William Jasper Stone, our oversized American Pit Bull Terrier, is an escape artist. Any compromise of fence integrity will be exploited by him, and he will roam the neighborhood and make new friends. We have met a few of our neighbors thanks to Jasper's gregariousness, and country folks do not seem to find him as menacing as our neighbors did when we lived in Yonkers.
I was off Friday, and I let the dogs out at 6 am and went back to bed. My wife fielded a call from our kindly next door neighbor at about 6:30 am. Jasper had escaped, had knocked on her door, and had made himself at home in her house. He loves this woman, and she has been known to extend kindnesses to him as well as to us in the year and a half that we have lived in Stormville's outback. I retrieved him and looked for his escape route.

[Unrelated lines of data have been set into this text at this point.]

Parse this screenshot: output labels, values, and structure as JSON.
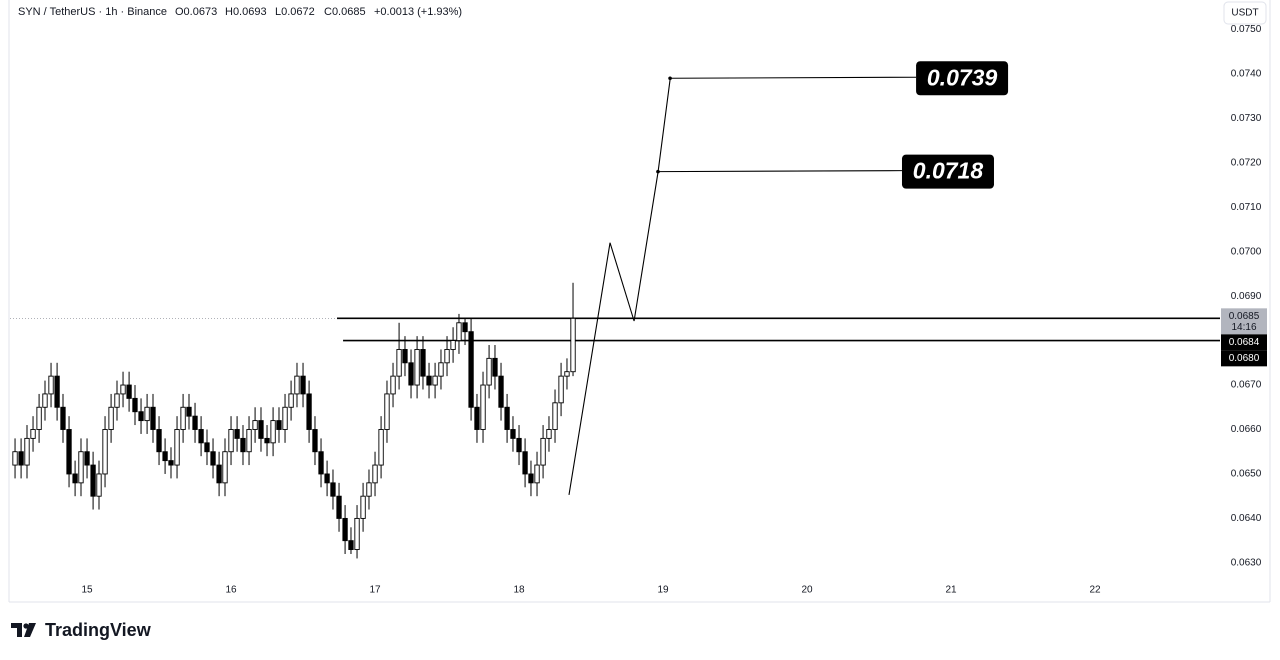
{
  "chart_data": {
    "type": "candlestick",
    "header": {
      "symbol": "SYN / TetherUS · 1h · Binance",
      "open": "O0.0673",
      "high": "H0.0693",
      "low": "L0.0672",
      "close": "C0.0685",
      "change": "+0.0013 (+1.93%)"
    },
    "currency": "USDT",
    "brand": "TradingView",
    "up_color": "#ffffff",
    "down_color": "#000000",
    "x": [
      14.5,
      14.542,
      14.583,
      14.625,
      14.667,
      14.708,
      14.75,
      14.792,
      14.833,
      14.875,
      14.917,
      14.958,
      15,
      15.042,
      15.083,
      15.125,
      15.167,
      15.208,
      15.25,
      15.292,
      15.333,
      15.375,
      15.417,
      15.458,
      15.5,
      15.542,
      15.583,
      15.625,
      15.667,
      15.708,
      15.75,
      15.792,
      15.833,
      15.875,
      15.917,
      15.958,
      16,
      16.042,
      16.083,
      16.125,
      16.167,
      16.208,
      16.25,
      16.292,
      16.333,
      16.375,
      16.417,
      16.458,
      16.5,
      16.542,
      16.583,
      16.625,
      16.667,
      16.708,
      16.75,
      16.792,
      16.833,
      16.875,
      16.917,
      16.958,
      17,
      17.042,
      17.083,
      17.125,
      17.167,
      17.208,
      17.25,
      17.292,
      17.333,
      17.375,
      17.417,
      17.458,
      17.5,
      17.542,
      17.583,
      17.625,
      17.667,
      17.708,
      17.75,
      17.792,
      17.833,
      17.875,
      17.917,
      17.958,
      18,
      18.042,
      18.083,
      18.125,
      18.167,
      18.208,
      18.25,
      18.292,
      18.333,
      18.375
    ],
    "open": [
      0.0652,
      0.0655,
      0.0652,
      0.0658,
      0.066,
      0.0665,
      0.0668,
      0.0672,
      0.0665,
      0.066,
      0.065,
      0.0648,
      0.0655,
      0.0652,
      0.0645,
      0.065,
      0.066,
      0.0665,
      0.0668,
      0.067,
      0.0667,
      0.0664,
      0.0662,
      0.0665,
      0.066,
      0.0655,
      0.0653,
      0.0652,
      0.066,
      0.0665,
      0.0663,
      0.066,
      0.0657,
      0.0655,
      0.0652,
      0.0648,
      0.0655,
      0.066,
      0.0658,
      0.0655,
      0.066,
      0.0662,
      0.0658,
      0.0657,
      0.0662,
      0.066,
      0.0665,
      0.0668,
      0.0672,
      0.0668,
      0.066,
      0.0655,
      0.065,
      0.0648,
      0.0645,
      0.064,
      0.0635,
      0.0633,
      0.064,
      0.0645,
      0.0648,
      0.0652,
      0.066,
      0.0668,
      0.0672,
      0.0678,
      0.0675,
      0.067,
      0.0678,
      0.0672,
      0.067,
      0.0672,
      0.0675,
      0.0678,
      0.068,
      0.0684,
      0.0682,
      0.0665,
      0.066,
      0.067,
      0.0676,
      0.0672,
      0.0665,
      0.066,
      0.0658,
      0.0655,
      0.065,
      0.0648,
      0.0652,
      0.0658,
      0.066,
      0.0666,
      0.0672,
      0.0673
    ],
    "high": [
      0.0658,
      0.0658,
      0.0661,
      0.0663,
      0.0668,
      0.0671,
      0.0675,
      0.0675,
      0.0668,
      0.0663,
      0.0653,
      0.0658,
      0.0658,
      0.0655,
      0.0653,
      0.0663,
      0.0668,
      0.0671,
      0.0673,
      0.0673,
      0.067,
      0.0667,
      0.0668,
      0.0668,
      0.0663,
      0.0658,
      0.0656,
      0.0663,
      0.0668,
      0.0668,
      0.0666,
      0.0663,
      0.066,
      0.0658,
      0.0655,
      0.0658,
      0.0663,
      0.0663,
      0.0661,
      0.0663,
      0.0665,
      0.0665,
      0.0661,
      0.0665,
      0.0665,
      0.0668,
      0.0671,
      0.0675,
      0.0675,
      0.0671,
      0.0663,
      0.0658,
      0.0653,
      0.0651,
      0.0648,
      0.0643,
      0.0638,
      0.0643,
      0.0648,
      0.0651,
      0.0655,
      0.0663,
      0.0671,
      0.0675,
      0.0684,
      0.0681,
      0.0678,
      0.0681,
      0.0681,
      0.0675,
      0.0675,
      0.0678,
      0.0681,
      0.0683,
      0.0686,
      0.0685,
      0.0685,
      0.0668,
      0.0673,
      0.0679,
      0.0679,
      0.0675,
      0.0668,
      0.0663,
      0.0661,
      0.0658,
      0.0653,
      0.0655,
      0.0661,
      0.0663,
      0.0669,
      0.0675,
      0.0676,
      0.0693
    ],
    "low": [
      0.0649,
      0.0649,
      0.0649,
      0.0655,
      0.0657,
      0.0662,
      0.0665,
      0.0662,
      0.0657,
      0.0647,
      0.0645,
      0.0645,
      0.0649,
      0.0642,
      0.0642,
      0.0647,
      0.0657,
      0.0662,
      0.0665,
      0.0664,
      0.0661,
      0.0659,
      0.0659,
      0.0657,
      0.0652,
      0.065,
      0.0649,
      0.0649,
      0.0657,
      0.066,
      0.0657,
      0.0654,
      0.0652,
      0.0649,
      0.0645,
      0.0645,
      0.0652,
      0.0655,
      0.0652,
      0.0652,
      0.0657,
      0.0655,
      0.0654,
      0.0654,
      0.0657,
      0.0657,
      0.0662,
      0.0665,
      0.0665,
      0.0657,
      0.0652,
      0.0647,
      0.0645,
      0.0642,
      0.0637,
      0.0632,
      0.0632,
      0.0631,
      0.0637,
      0.0642,
      0.0645,
      0.0649,
      0.0657,
      0.0665,
      0.0669,
      0.0672,
      0.0667,
      0.0667,
      0.0669,
      0.0667,
      0.0667,
      0.0669,
      0.0672,
      0.0675,
      0.0677,
      0.0679,
      0.0662,
      0.0657,
      0.0657,
      0.0667,
      0.0669,
      0.0662,
      0.0657,
      0.0655,
      0.0652,
      0.0647,
      0.0645,
      0.0645,
      0.0649,
      0.0655,
      0.0657,
      0.0663,
      0.0669,
      0.0672
    ],
    "close": [
      0.0655,
      0.0652,
      0.0658,
      0.066,
      0.0665,
      0.0668,
      0.0672,
      0.0665,
      0.066,
      0.065,
      0.0648,
      0.0655,
      0.0652,
      0.0645,
      0.065,
      0.066,
      0.0665,
      0.0668,
      0.067,
      0.0667,
      0.0664,
      0.0662,
      0.0665,
      0.066,
      0.0655,
      0.0653,
      0.0652,
      0.066,
      0.0665,
      0.0663,
      0.066,
      0.0657,
      0.0655,
      0.0652,
      0.0648,
      0.0655,
      0.066,
      0.0658,
      0.0655,
      0.066,
      0.0662,
      0.0658,
      0.0657,
      0.0662,
      0.066,
      0.0665,
      0.0668,
      0.0672,
      0.0668,
      0.066,
      0.0655,
      0.065,
      0.0648,
      0.0645,
      0.064,
      0.0635,
      0.0633,
      0.064,
      0.0645,
      0.0648,
      0.0652,
      0.066,
      0.0668,
      0.0672,
      0.0678,
      0.0675,
      0.067,
      0.0678,
      0.0672,
      0.067,
      0.0672,
      0.0675,
      0.0678,
      0.068,
      0.0684,
      0.0682,
      0.0665,
      0.066,
      0.067,
      0.0676,
      0.0672,
      0.0665,
      0.066,
      0.0658,
      0.0655,
      0.065,
      0.0648,
      0.0652,
      0.0658,
      0.066,
      0.0666,
      0.0672,
      0.0673,
      0.0685
    ],
    "levels": [
      {
        "value": 0.0685,
        "from": 16.736
      },
      {
        "value": 0.068,
        "from": 16.778
      }
    ],
    "projection": {
      "x": [
        18.347,
        18.632,
        18.799,
        18.965,
        19.049
      ],
      "y": [
        0.06453,
        0.0702,
        0.06844,
        0.07178,
        0.07387
      ]
    },
    "targets": [
      {
        "value": 0.0718,
        "x": 18.965
      },
      {
        "value": 0.0739,
        "x": 19.049
      }
    ],
    "last_price": 0.0685,
    "countdown": "14:16",
    "price_tags": [
      {
        "value": 0.0685,
        "label": "0.0685"
      },
      {
        "value": 0.0684,
        "label": "0.0684"
      },
      {
        "value": 0.068,
        "label": "0.0680"
      }
    ],
    "xlim": [
      14.465,
      22.868
    ],
    "xticks": [
      15,
      16,
      17,
      18,
      19,
      20,
      21,
      22
    ],
    "ylim": [
      0.06266,
      0.07566
    ],
    "yticks": [
      {
        "value": 0.063,
        "label": "0.0630"
      },
      {
        "value": 0.064,
        "label": "0.0640"
      },
      {
        "value": 0.065,
        "label": "0.0650"
      },
      {
        "value": 0.066,
        "label": "0.0660"
      },
      {
        "value": 0.067,
        "label": "0.0670"
      },
      {
        "value": 0.068,
        "label": "0.0680"
      },
      {
        "value": 0.069,
        "label": "0.0690"
      },
      {
        "value": 0.07,
        "label": "0.0700"
      },
      {
        "value": 0.071,
        "label": "0.0710"
      },
      {
        "value": 0.072,
        "label": "0.0720"
      },
      {
        "value": 0.073,
        "label": "0.0730"
      },
      {
        "value": 0.074,
        "label": "0.0740"
      },
      {
        "value": 0.075,
        "label": "0.0750"
      }
    ]
  }
}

Jasper usually uses one of the culverts, either the one where a stream comes in or the one where it flows out into the water supply land (swamp) to the northeast of our property. The northeast escape route had been used. Jasper had learned to move the cinder blocks weighing down the fencing and to push under the fence through an unbelieveably small opening. I went to the hardware store and bought 10 metal fence posts that I then deployed in front of the escape route.
Around noon, I was working in the pond when I saw Jasper ON THE OTHER SIDE OF THE FENCE. He had somehow pushed the posts aside and was headed into the swamp. He heeded not my calls, and by the time I got into the swamp he was nowhere to be found. I walked up and down the road calling him and alternately cursing his name and praying for his recovery (some of the neighbors are slack jawed yokels who might shoot a loose dog or toddler).

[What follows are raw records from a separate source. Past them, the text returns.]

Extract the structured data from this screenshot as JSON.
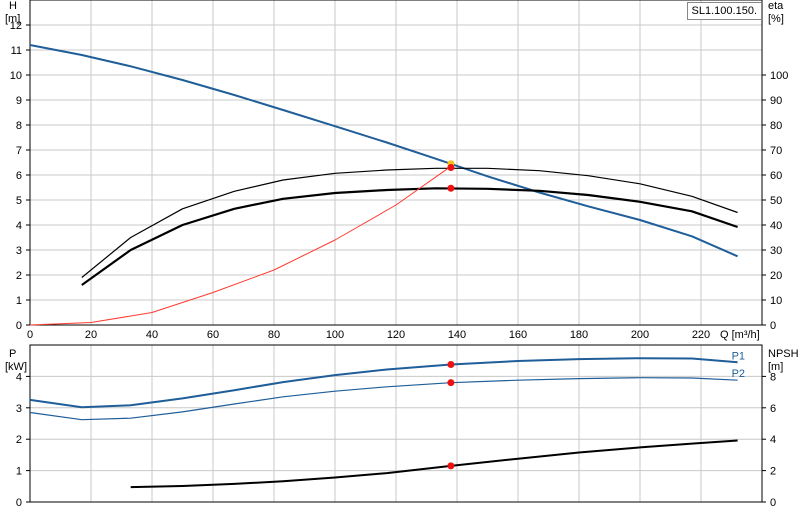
{
  "title": "SL1.100.150.",
  "chart_data": [
    {
      "id": "top",
      "type": "line",
      "x_axis": {
        "label": "Q [m³/h]",
        "range": [
          0,
          240
        ],
        "ticks": [
          0,
          20,
          40,
          60,
          80,
          100,
          120,
          140,
          160,
          180,
          200,
          220
        ]
      },
      "y_left": {
        "label_top": "H",
        "label_bottom": "[m]",
        "range": [
          0,
          13
        ],
        "ticks": [
          0,
          1,
          2,
          3,
          4,
          5,
          6,
          7,
          8,
          9,
          10,
          11,
          12
        ]
      },
      "y_right": {
        "label_top": "eta",
        "label_bottom": "[%]",
        "range": [
          0,
          130
        ],
        "ticks": [
          0,
          10,
          20,
          30,
          40,
          50,
          60,
          70,
          80,
          90,
          100
        ]
      },
      "grid": true,
      "series": [
        {
          "axis": "left",
          "color": "#1f5e99",
          "width": 2,
          "x": [
            0,
            17,
            33,
            50,
            67,
            83,
            100,
            117,
            133,
            150,
            167,
            183,
            200,
            217,
            232
          ],
          "y": [
            11.2,
            10.8,
            10.35,
            9.8,
            9.2,
            8.6,
            7.95,
            7.3,
            6.65,
            5.95,
            5.3,
            4.75,
            4.2,
            3.55,
            2.75
          ]
        },
        {
          "axis": "right",
          "color": "#000000",
          "width": 1.2,
          "x": [
            17,
            33,
            50,
            67,
            83,
            100,
            117,
            133,
            150,
            167,
            183,
            200,
            217,
            232
          ],
          "y": [
            19,
            35,
            46.5,
            53.5,
            58,
            60.7,
            62,
            62.7,
            62.7,
            61.7,
            59.7,
            56.5,
            51.5,
            45
          ]
        },
        {
          "axis": "right",
          "color": "#000000",
          "width": 2.2,
          "x": [
            17,
            33,
            50,
            67,
            83,
            100,
            117,
            133,
            150,
            167,
            183,
            200,
            217,
            232
          ],
          "y": [
            16,
            30,
            40,
            46.5,
            50.5,
            52.8,
            54,
            54.7,
            54.5,
            53.7,
            52,
            49.3,
            45.5,
            39.2
          ]
        },
        {
          "axis": "left",
          "color": "#ff3b30",
          "width": 1,
          "x": [
            0,
            20,
            40,
            60,
            80,
            100,
            120,
            138
          ],
          "y": [
            0,
            0.1,
            0.5,
            1.3,
            2.2,
            3.4,
            4.8,
            6.35
          ]
        }
      ],
      "markers": [
        {
          "axis": "left",
          "x": 138,
          "y": 6.45,
          "color": "#f5c21b"
        },
        {
          "axis": "left",
          "x": 138,
          "y": 6.3,
          "color": "#ee1111"
        },
        {
          "axis": "right",
          "x": 138,
          "y": 54.7,
          "color": "#ee1111"
        }
      ]
    },
    {
      "id": "bottom",
      "type": "line",
      "x_axis": {
        "range": [
          0,
          240
        ]
      },
      "y_left": {
        "label_top": "P",
        "label_bottom": "[kW]",
        "range": [
          0,
          5
        ],
        "ticks": [
          0,
          1,
          2,
          3,
          4
        ]
      },
      "y_right": {
        "label_top": "NPSH",
        "label_bottom": "[m]",
        "range": [
          0,
          10
        ],
        "ticks": [
          0,
          2,
          4,
          6,
          8
        ]
      },
      "grid": true,
      "series": [
        {
          "name": "P1",
          "axis": "left",
          "color": "#1f5e99",
          "width": 2,
          "x": [
            0,
            17,
            33,
            50,
            67,
            83,
            100,
            117,
            138,
            160,
            180,
            200,
            217,
            232
          ],
          "y": [
            3.25,
            3.02,
            3.08,
            3.3,
            3.56,
            3.82,
            4.04,
            4.22,
            4.38,
            4.49,
            4.55,
            4.58,
            4.57,
            4.45
          ]
        },
        {
          "name": "P2",
          "axis": "left",
          "color": "#1f5e99",
          "width": 1.2,
          "x": [
            0,
            17,
            33,
            50,
            67,
            83,
            100,
            117,
            138,
            160,
            180,
            200,
            217,
            232
          ],
          "y": [
            2.85,
            2.62,
            2.67,
            2.87,
            3.12,
            3.35,
            3.53,
            3.67,
            3.8,
            3.88,
            3.93,
            3.96,
            3.95,
            3.88
          ]
        },
        {
          "axis": "right",
          "color": "#000000",
          "width": 2,
          "x": [
            33,
            50,
            67,
            83,
            100,
            117,
            138,
            160,
            180,
            200,
            217,
            232
          ],
          "y": [
            0.95,
            1.02,
            1.15,
            1.32,
            1.56,
            1.84,
            2.3,
            2.76,
            3.15,
            3.48,
            3.72,
            3.92
          ]
        }
      ],
      "markers": [
        {
          "axis": "left",
          "x": 138,
          "y": 4.38,
          "color": "#ee1111"
        },
        {
          "axis": "left",
          "x": 138,
          "y": 3.8,
          "color": "#ee1111"
        },
        {
          "axis": "right",
          "x": 138,
          "y": 2.3,
          "color": "#ee1111"
        }
      ]
    }
  ]
}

I returned home and got in the car with my wife, whereupon we patrolled the road for about a half mile. We turned around and about a quarter mile from home saw the beast running out of a neighbor's driveway followed by a very angry octogenarian woman. He jumped in our car, and the woman began berating us. Jasper had coated himself in a layer of muck from the swamp and had followed a FedEx delivery man to the woman's door. When she opened the door to get her package, Jasper ran in and made himself comfortable on her furniture. He would not leave until he heard our car.
No amount of apologizing and offering to clean her upholstery would placate her. To her, we represented every irresponsible dog owner who had ever offended her in any way. Her husband finally came out and gave us the eye-rolling-I-am-married-to-this-lunatic signal and sent us on our way, forgiven. Anger and embarrassment gave way to mirth in short order, and I laughed until I almost wet myself as soon as I was out of earshot of Jasper's new friend/victim.
In any event, he is on my s***list for now. We attached the posts with baling wire and are fairly sure that we have thwarted the escapist for now. We will, however, keep a close eye on him until we are more certain. The most unfortunate part of this is that it gives my wife more ammunition in her we-don't-want-a-dog-door-and-should-keep-paying-the-dog-walker rant. The black bear wandering around, combined with Jasper's escapism, means I will probably never win the dog door argument.
UPDATE 5/11: Jasper has been working on the escape route and managed to move the cinder blocks and to chew through part of the fencing. He made a break for it this morning. As God is my witness, I will thwart him if I have to build a wall.